Zachery, I spent, or I should say, i was dragged to an Government funded institution whose whole purpose is to care, very expensively mind you, for people without the mental faculty to care for themselves…the argument by many is that civilized societies provide support for such people, after all and it is a roll of the genetic/environmental dice that i did’nt spend the afternoon singing happy songs to you too, so are you advocating we attache a death chamber to the place?
But to the original point. Government regulation is only an accurate reflection of my preference (This is where my should exists) if I am taxed at the exact amount which I would choose to give voluntarily. Not to mention that I may think that another competitor can fulfill my demand better. I lose this option, or other options elsewhere, when I am taxed. Seems like a weak set of assumptions on which to build the “we should regulate because we’re achieving what we want” argument. Revealed preferences anyone??
The only thing that I’m willing to advocate here is the abstention from coercion. It is merely factual that something will not exist, unless incidentally, if someone (Something) doesn’t value it. If the incompetent are not valued by others or by themselves to the degree necessary to provide them with survival, then they WILL die (tautology maybe?). I am not advocating whether they SHOULD die. Of course, I/we/you should not kill them (natural right here – that’s not the current issue). If NO ONE values them, including themselves, then it destroys value/happiness/utility/liberty to FORCE resources from others (who do not value the incompetents enough [to keep them alive]) in order to keep them alive.

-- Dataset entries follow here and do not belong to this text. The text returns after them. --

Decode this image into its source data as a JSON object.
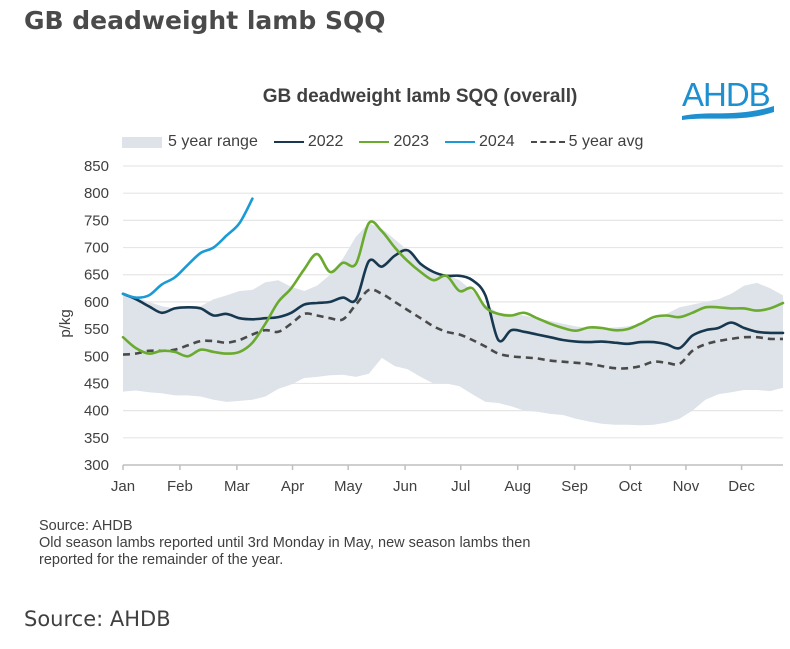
{
  "page": {
    "title": "GB deadweight lamb SQQ",
    "source": "Source: AHDB"
  },
  "logo": {
    "text": "AHDB",
    "color": "#1e8fcf"
  },
  "notes": {
    "source": "Source: AHDB",
    "line1": "Old season lambs reported until 3rd Monday in May, new season lambs then",
    "line2": "reported for the remainder of the year."
  },
  "chart_data": {
    "type": "line",
    "title": "GB deadweight lamb SQQ (overall)",
    "xlabel": "",
    "ylabel": "p/kg",
    "ylim": [
      300,
      850
    ],
    "yticks": [
      300,
      350,
      400,
      450,
      500,
      550,
      600,
      650,
      700,
      750,
      800,
      850
    ],
    "x_unit": "week",
    "xlim": [
      1,
      52
    ],
    "month_ticks": [
      {
        "label": "Jan",
        "week": 1
      },
      {
        "label": "Feb",
        "week": 5.4
      },
      {
        "label": "Mar",
        "week": 9.8
      },
      {
        "label": "Apr",
        "week": 14.1
      },
      {
        "label": "May",
        "week": 18.4
      },
      {
        "label": "Jun",
        "week": 22.8
      },
      {
        "label": "Jul",
        "week": 27.1
      },
      {
        "label": "Aug",
        "week": 31.5
      },
      {
        "label": "Sep",
        "week": 35.9
      },
      {
        "label": "Oct",
        "week": 40.2
      },
      {
        "label": "Nov",
        "week": 44.5
      },
      {
        "label": "Dec",
        "week": 48.8
      }
    ],
    "grid": true,
    "legend": {
      "position": "top",
      "entries": [
        {
          "label": "5 year range",
          "kind": "band",
          "color": "#dde3e8"
        },
        {
          "label": "2022",
          "kind": "line",
          "color": "#17384f"
        },
        {
          "label": "2023",
          "kind": "line",
          "color": "#6aaa2e"
        },
        {
          "label": "2024",
          "kind": "line",
          "color": "#1b9ad6"
        },
        {
          "label": "5 year avg",
          "kind": "dash",
          "color": "#4a4a4a"
        }
      ]
    },
    "range_band": {
      "name": "5 year range",
      "color": "#dde3e8",
      "weeks": [
        1,
        2,
        3,
        4,
        5,
        6,
        7,
        8,
        9,
        10,
        11,
        12,
        13,
        14,
        15,
        16,
        17,
        18,
        19,
        20,
        21,
        22,
        23,
        24,
        25,
        26,
        27,
        28,
        29,
        30,
        31,
        32,
        33,
        34,
        35,
        36,
        37,
        38,
        39,
        40,
        41,
        42,
        43,
        44,
        45,
        46,
        47,
        48,
        49,
        50,
        51,
        52
      ],
      "upper": [
        615,
        608,
        600,
        592,
        588,
        590,
        592,
        605,
        612,
        620,
        622,
        636,
        640,
        628,
        620,
        630,
        650,
        680,
        720,
        745,
        735,
        715,
        695,
        670,
        655,
        650,
        640,
        620,
        595,
        580,
        578,
        575,
        570,
        565,
        560,
        555,
        552,
        552,
        553,
        555,
        560,
        568,
        578,
        590,
        595,
        600,
        605,
        615,
        630,
        635,
        625,
        612
      ],
      "lower": [
        435,
        437,
        434,
        432,
        428,
        428,
        426,
        420,
        416,
        418,
        420,
        426,
        440,
        448,
        460,
        462,
        465,
        466,
        462,
        468,
        497,
        482,
        476,
        462,
        450,
        450,
        445,
        430,
        416,
        414,
        408,
        400,
        398,
        394,
        392,
        385,
        380,
        376,
        374,
        374,
        373,
        374,
        378,
        385,
        400,
        420,
        430,
        434,
        438,
        438,
        436,
        442
      ]
    },
    "series": [
      {
        "name": "2022",
        "color": "#17384f",
        "style": "solid",
        "weeks": [
          1,
          2,
          3,
          4,
          5,
          6,
          7,
          8,
          9,
          10,
          11,
          12,
          13,
          14,
          15,
          16,
          17,
          18,
          19,
          20,
          21,
          22,
          23,
          24,
          25,
          26,
          27,
          28,
          29,
          30,
          31,
          32,
          33,
          34,
          35,
          36,
          37,
          38,
          39,
          40,
          41,
          42,
          43,
          44,
          45,
          46,
          47,
          48,
          49,
          50,
          51,
          52
        ],
        "values": [
          615,
          605,
          592,
          580,
          588,
          590,
          588,
          575,
          578,
          570,
          568,
          570,
          572,
          580,
          595,
          598,
          600,
          608,
          604,
          675,
          665,
          685,
          695,
          670,
          655,
          648,
          648,
          640,
          612,
          530,
          548,
          545,
          540,
          535,
          530,
          527,
          526,
          527,
          525,
          523,
          526,
          526,
          522,
          515,
          538,
          548,
          552,
          562,
          552,
          545,
          543,
          543
        ]
      },
      {
        "name": "2023",
        "color": "#6aaa2e",
        "style": "solid",
        "weeks": [
          1,
          2,
          3,
          4,
          5,
          6,
          7,
          8,
          9,
          10,
          11,
          12,
          13,
          14,
          15,
          16,
          17,
          18,
          19,
          20,
          21,
          22,
          23,
          24,
          25,
          26,
          27,
          28,
          29,
          30,
          31,
          32,
          33,
          34,
          35,
          36,
          37,
          38,
          39,
          40,
          41,
          42,
          43,
          44,
          45,
          46,
          47,
          48,
          49,
          50,
          51,
          52
        ],
        "values": [
          535,
          515,
          505,
          510,
          508,
          500,
          512,
          508,
          505,
          508,
          525,
          560,
          600,
          625,
          660,
          688,
          655,
          672,
          670,
          745,
          730,
          700,
          675,
          655,
          640,
          648,
          620,
          625,
          590,
          578,
          575,
          580,
          570,
          560,
          552,
          547,
          553,
          552,
          548,
          550,
          560,
          572,
          575,
          572,
          580,
          590,
          590,
          588,
          588,
          584,
          588,
          598
        ]
      },
      {
        "name": "2024",
        "color": "#1b9ad6",
        "style": "solid",
        "weeks": [
          1,
          2,
          3,
          4,
          5,
          6,
          7,
          8,
          9,
          10,
          11
        ],
        "values": [
          615,
          608,
          612,
          632,
          645,
          668,
          690,
          700,
          722,
          745,
          790
        ]
      },
      {
        "name": "5 year avg",
        "color": "#4a4a4a",
        "style": "dashed",
        "weeks": [
          1,
          2,
          3,
          4,
          5,
          6,
          7,
          8,
          9,
          10,
          11,
          12,
          13,
          14,
          15,
          16,
          17,
          18,
          19,
          20,
          21,
          22,
          23,
          24,
          25,
          26,
          27,
          28,
          29,
          30,
          31,
          32,
          33,
          34,
          35,
          36,
          37,
          38,
          39,
          40,
          41,
          42,
          43,
          44,
          45,
          46,
          47,
          48,
          49,
          50,
          51,
          52
        ],
        "values": [
          503,
          505,
          510,
          510,
          512,
          520,
          528,
          528,
          525,
          530,
          540,
          548,
          545,
          560,
          578,
          575,
          570,
          568,
          595,
          622,
          615,
          600,
          585,
          570,
          555,
          545,
          540,
          530,
          518,
          505,
          500,
          498,
          496,
          492,
          490,
          488,
          486,
          482,
          478,
          478,
          482,
          490,
          488,
          486,
          510,
          522,
          528,
          532,
          535,
          535,
          532,
          532
        ]
      }
    ]
  }
}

The same argument applies to a brain dead senior citizen who is kept alive by machines. Whether they SHOULD die is an economically meaningless question. That they die when others do not value them enough to afford to keep the machines running is what is happening when the machine is unplugged.
So no. No death chamber. Dying people/animals is not avoidable if the resources aren’t there. That is all I am saying. Reality is not optional.